Chitinases (EC 3.2.1.14, chitodextrinase, 1,4-beta-poly-N-acetylglucosaminidase, poly-beta-glucosaminidase, beta-1,4-poly-N-acetyl glucosamidinase, poly[1,4-(N-acetyl-beta-D-glucosaminide)] glycanohydrolase, (1->4)-2-acetamido-2-deoxy-beta-D-glucan glycanohydrolase) are hydrolytic enzymes that break down glycosidic bonds in chitin.[1]
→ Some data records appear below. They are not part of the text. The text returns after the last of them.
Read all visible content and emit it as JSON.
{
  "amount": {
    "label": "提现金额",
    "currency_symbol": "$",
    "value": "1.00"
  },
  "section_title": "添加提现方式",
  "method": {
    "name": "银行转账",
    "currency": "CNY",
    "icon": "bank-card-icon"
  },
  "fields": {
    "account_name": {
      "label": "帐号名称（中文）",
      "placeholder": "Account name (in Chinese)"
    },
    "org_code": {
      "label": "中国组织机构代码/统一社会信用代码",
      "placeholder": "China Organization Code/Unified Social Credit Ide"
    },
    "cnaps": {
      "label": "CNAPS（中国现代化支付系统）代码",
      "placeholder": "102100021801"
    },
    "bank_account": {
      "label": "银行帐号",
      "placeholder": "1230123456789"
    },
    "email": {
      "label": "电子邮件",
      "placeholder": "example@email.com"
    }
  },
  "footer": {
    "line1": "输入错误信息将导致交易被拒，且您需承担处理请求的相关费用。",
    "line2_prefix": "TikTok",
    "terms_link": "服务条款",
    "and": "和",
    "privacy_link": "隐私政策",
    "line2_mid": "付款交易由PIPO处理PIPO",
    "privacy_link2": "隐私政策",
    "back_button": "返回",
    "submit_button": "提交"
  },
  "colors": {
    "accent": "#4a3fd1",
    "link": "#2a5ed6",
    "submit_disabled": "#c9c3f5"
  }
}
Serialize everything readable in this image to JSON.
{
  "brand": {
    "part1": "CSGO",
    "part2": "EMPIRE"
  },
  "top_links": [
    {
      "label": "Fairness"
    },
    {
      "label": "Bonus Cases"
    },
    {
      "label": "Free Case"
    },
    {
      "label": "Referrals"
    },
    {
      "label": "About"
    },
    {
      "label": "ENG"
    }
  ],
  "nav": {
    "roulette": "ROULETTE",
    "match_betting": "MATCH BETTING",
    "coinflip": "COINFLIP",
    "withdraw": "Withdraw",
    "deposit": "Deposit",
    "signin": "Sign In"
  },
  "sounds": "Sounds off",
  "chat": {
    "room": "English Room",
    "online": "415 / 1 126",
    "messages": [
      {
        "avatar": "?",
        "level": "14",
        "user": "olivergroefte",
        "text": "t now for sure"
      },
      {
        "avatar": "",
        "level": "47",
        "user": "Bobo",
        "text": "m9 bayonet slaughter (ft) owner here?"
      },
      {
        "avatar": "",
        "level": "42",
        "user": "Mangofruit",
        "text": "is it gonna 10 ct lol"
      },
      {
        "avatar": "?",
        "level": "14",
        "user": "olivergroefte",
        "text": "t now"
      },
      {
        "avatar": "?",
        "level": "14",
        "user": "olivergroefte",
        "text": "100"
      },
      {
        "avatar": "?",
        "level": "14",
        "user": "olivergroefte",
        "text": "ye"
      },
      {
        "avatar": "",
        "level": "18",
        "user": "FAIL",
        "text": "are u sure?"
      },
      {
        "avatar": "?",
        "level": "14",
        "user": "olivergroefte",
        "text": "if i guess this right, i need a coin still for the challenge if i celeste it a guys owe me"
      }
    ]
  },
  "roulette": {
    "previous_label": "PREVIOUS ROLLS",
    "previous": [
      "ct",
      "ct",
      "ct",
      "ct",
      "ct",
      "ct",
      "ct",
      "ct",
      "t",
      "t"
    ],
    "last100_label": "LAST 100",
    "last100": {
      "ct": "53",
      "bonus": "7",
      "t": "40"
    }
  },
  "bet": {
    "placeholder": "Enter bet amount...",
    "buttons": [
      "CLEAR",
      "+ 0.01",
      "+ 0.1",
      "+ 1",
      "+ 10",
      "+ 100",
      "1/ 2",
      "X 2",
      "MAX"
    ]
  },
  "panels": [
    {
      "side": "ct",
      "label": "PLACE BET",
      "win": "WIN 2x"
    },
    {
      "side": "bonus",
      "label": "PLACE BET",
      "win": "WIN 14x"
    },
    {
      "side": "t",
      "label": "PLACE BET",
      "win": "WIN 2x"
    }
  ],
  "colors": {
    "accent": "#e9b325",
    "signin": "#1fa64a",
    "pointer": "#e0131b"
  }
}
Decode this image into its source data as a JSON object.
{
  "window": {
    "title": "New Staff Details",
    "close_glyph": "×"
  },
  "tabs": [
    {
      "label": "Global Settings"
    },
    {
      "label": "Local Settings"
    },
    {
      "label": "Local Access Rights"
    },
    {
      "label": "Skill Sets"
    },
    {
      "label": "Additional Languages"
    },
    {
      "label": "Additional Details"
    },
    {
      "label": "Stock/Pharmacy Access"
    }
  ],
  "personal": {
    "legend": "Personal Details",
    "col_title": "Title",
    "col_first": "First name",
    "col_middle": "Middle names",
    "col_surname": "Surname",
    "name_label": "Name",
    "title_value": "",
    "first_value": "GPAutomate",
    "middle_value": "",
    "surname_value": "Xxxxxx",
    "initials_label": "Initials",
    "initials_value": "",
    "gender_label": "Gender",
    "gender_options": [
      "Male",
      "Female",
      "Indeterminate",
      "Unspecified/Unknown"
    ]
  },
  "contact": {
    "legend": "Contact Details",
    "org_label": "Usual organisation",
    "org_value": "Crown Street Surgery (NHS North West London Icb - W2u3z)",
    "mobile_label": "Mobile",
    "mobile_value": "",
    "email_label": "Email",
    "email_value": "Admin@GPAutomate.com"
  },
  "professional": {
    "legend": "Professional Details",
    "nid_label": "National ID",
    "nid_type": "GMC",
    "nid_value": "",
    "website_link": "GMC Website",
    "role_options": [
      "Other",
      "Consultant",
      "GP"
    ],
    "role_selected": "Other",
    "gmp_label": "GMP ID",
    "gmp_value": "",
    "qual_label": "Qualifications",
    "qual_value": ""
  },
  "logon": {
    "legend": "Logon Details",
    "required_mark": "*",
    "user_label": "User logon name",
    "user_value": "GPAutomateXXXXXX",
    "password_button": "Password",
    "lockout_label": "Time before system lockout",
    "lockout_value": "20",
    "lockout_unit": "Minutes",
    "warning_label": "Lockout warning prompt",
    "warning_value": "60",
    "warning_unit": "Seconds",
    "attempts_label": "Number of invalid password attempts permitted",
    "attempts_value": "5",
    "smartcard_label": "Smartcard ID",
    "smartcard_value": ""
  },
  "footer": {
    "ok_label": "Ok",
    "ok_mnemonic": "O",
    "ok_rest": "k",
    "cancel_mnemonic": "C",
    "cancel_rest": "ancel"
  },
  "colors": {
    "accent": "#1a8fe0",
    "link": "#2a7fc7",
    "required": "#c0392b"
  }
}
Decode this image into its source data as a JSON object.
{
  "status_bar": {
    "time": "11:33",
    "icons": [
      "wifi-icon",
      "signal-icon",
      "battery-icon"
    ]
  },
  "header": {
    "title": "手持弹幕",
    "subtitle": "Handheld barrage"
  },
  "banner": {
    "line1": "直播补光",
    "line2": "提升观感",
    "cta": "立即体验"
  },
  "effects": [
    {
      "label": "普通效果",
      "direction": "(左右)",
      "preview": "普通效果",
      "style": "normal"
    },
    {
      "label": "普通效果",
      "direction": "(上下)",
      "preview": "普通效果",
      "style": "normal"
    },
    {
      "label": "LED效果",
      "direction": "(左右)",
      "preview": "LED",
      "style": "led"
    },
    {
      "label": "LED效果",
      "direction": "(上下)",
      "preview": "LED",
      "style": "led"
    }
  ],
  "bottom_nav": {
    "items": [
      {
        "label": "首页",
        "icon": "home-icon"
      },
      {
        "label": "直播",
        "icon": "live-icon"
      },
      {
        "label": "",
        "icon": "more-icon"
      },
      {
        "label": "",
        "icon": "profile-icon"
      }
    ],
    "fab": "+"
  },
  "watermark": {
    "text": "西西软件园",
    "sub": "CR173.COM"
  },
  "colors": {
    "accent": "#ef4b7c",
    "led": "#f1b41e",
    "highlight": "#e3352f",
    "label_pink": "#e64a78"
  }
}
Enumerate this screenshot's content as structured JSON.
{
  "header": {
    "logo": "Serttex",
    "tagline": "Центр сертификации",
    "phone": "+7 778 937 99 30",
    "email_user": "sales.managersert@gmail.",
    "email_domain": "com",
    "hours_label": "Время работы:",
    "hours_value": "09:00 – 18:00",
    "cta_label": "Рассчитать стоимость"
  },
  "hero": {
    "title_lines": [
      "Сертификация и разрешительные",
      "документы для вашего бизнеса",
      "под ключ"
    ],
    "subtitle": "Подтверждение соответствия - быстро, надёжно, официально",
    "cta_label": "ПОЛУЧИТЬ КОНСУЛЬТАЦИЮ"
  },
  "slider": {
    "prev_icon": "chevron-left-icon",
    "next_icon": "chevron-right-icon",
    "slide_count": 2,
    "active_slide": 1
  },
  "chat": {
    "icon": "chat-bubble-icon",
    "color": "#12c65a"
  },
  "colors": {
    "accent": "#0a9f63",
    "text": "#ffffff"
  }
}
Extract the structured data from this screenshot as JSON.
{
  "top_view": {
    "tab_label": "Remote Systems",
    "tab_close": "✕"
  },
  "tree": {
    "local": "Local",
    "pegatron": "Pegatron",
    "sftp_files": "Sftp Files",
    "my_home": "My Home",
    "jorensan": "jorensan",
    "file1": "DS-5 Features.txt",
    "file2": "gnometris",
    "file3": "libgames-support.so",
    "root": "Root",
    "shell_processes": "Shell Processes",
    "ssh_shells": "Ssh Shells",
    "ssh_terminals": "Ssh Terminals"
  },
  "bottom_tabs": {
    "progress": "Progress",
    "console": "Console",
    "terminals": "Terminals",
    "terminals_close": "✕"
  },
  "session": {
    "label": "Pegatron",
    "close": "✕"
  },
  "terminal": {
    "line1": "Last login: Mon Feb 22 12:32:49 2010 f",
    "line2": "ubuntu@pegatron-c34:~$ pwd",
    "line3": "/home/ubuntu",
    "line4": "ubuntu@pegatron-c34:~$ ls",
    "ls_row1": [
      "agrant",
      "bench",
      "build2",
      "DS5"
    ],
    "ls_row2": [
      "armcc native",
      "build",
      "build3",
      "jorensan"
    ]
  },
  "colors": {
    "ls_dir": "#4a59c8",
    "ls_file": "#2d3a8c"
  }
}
As chitin is a component of the cell walls of fungi and exoskeletal elements of some animals (including worms and arthropods), chitinases are generally found in organisms that either need to reshape their own chitin[2] or dissolve and digest the chitin of fungi or animals.

Species distribution[edit]

Chitinivorous organisms include many bacteria[3] (Aeromonads, Bacillus, Vibrio,[4] among others), which may be pathogenic or detritivorous. They attack living arthropods, zooplankton or fungi or they may degrade the remains of these organisms.

Fungi, such as Coccidioides immitis, also possess degradative chitinases related to their role as detritivores and also to their potential as arthropod pathogens.

Chitinases are also present in plants (barley seed chitinase: PDB 1CNS, EC 3.2.1.14); some of these are pathogenesis related (PR) proteins that are induced as part of systemic acquired resistance. Expression is mediated by the NPR1 gene and the salicylic acid pathway, both involved in resistance to fungal and insect attack. Other plant chitinases may be required for creating fungal symbioses.[5]

Although mammals do not produce chitin, they have two functional chitinases (Chitotriosidase - CHIT1 and acidic mammalian chitinase - AMCase) as well as chitinase-like proteins (such as YKL-40) that have high sequence similarity but lack chitinase activity.[6]

Function[edit]

Like cellulose, chitin is an abundant biopolymer that is relatively resistant to degradation.[7] It is typically not digested by animal, though certain fish are able to digest chitin.[8] It is currently assumed that chitin digestion by animals requires bacterial symbionts and lengthy fermentations, similar to cellulase digestion by ruminants. Nevertheless, chitinases have been isolated from the stomachs of certain mammals, including humans.[9] Chitinase activity can also be detected in human blood[10][11][11] and possibly cartilage.[12] As in plant chitinases this may be related to pathogen resistance.[13][14]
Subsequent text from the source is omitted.